Unit Tests Grading Workflow

I've talked before about unit testing (here, and here). My premise is that in addition to being an important industry technique, it's a sound practice for students studying CS. I also contend that it can make grading easier on the teacher. Maybe not as easy as an auto-grader but those have their own problems.

Since I spent most of today grading I thought I'd share my current workflow and how unit tests have made me more efficient.

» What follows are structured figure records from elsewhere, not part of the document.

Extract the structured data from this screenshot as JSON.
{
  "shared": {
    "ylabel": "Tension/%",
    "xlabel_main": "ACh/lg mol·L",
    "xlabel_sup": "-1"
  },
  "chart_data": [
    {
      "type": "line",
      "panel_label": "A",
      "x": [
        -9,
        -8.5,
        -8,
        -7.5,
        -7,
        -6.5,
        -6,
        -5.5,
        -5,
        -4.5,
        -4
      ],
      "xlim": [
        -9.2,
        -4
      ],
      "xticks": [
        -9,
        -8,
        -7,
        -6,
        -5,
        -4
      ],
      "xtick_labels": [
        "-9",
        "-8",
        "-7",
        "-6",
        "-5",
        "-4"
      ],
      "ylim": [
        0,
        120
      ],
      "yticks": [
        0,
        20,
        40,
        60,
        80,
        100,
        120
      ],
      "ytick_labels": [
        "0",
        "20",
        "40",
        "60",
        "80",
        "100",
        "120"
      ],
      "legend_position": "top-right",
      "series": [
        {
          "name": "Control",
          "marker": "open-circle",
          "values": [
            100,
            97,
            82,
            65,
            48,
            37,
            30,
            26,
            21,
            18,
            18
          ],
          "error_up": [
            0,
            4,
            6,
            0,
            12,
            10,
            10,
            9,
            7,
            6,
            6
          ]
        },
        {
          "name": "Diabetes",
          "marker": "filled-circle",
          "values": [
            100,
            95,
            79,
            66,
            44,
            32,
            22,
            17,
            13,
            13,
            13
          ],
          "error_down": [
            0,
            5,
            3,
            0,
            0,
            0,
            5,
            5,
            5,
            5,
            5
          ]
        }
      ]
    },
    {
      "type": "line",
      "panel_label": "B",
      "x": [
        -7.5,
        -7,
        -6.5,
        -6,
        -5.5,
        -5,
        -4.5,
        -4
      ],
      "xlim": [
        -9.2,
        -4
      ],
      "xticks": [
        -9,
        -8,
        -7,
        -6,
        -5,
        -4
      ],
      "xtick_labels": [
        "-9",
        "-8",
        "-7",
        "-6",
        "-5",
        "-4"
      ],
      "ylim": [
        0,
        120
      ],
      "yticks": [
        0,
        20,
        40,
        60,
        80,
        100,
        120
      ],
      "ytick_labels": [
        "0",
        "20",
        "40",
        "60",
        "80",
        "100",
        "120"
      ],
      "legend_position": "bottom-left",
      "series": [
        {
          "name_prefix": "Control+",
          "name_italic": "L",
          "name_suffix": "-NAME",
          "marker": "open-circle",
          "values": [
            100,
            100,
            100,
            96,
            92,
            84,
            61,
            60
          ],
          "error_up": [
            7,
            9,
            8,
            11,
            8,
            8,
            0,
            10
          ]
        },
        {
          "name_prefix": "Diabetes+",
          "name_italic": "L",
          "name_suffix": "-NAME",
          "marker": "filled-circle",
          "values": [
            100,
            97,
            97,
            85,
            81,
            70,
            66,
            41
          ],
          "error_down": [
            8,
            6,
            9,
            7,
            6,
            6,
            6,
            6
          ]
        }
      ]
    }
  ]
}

I have each student make a single GitHub repo for all individual homeworks, labs and small projects. They'll make additional repos for larger and group projects. They fill out a Google form to give me the repo link. I download the form and end up with a CSV file something like this:

Doe, John, git@github.com:johndoe/mymoework.git
Doe, Jane, git@github.com:janedoe/labs.git
etc.

My goal is to clone each students repo into a directory and then throughout the term, they add assignments to their own repos using the names and specifications I give them. For example, after assigning three assignments, I could pull everything from their repos and I would have a directory structure something like this:

hw
├── doe_jane
│   ├── hw_01
│   ├── hw_02
│   └── hw_03
│ 
└── doe_john
    ├── hw_01
    └── hw_02

To get there, I have to change the csv file to a small shell script:

git clone git@github.com:johndoe/mymoework.git doe_john
git clone git@github.com:janedoe/labs.git doe_jane
etc.

I usually do this in Emacs with a macro.

Now I'm ready to go.

Whenever there's a new assignment, I just have to update all the repos. I go into the root hw directory and loop through all the subdirectoryes:

cs /path/to/hw_root
for i in `ls`
do 
  cd /path/to/hw_root/$i
  git pull
done

At this point I could go into each repo but we can do better. Since I have all of my students submit a Makefile with a default target to build an executable named main and also a target named tests which will build an executable to run the unit tests named tests I do this instead of a straight pull:

cs /path/to/hw_root
for i in `ls`
do 
  cd /path/to/hw_root/$i
  git pull
  cd hw_03 # or whatever assignment I'm grading
  make tests
  make 
done

Now, if I want, I can go into each directory, run the tests by typing ./tests and the hw or project with ./main. I can also add a couple of lines to the for loop above like:

echo "$i Test Report\n----------------\n" >> /path/to/hw_root/test_report
./tests >> /path/to/hw_root/test_rport
echo "----------------------\n\n"

This gives me a single file with everyone's test results. Either by doing this or by running the tests in each folder manually I can quickly see what works and what doesn't.

While I'm doing this, I have Emacs up and with dired mode and more specifically ag-dired-regexp which lets me easily navigate to any student's files. Combined with the test results I can quickly evaluate the entire assignment.

Put all of this together and it makes grading somewhat bearable. I can work through well written, correct assignments extremely quickly and drill down into the other projects efficiently as well.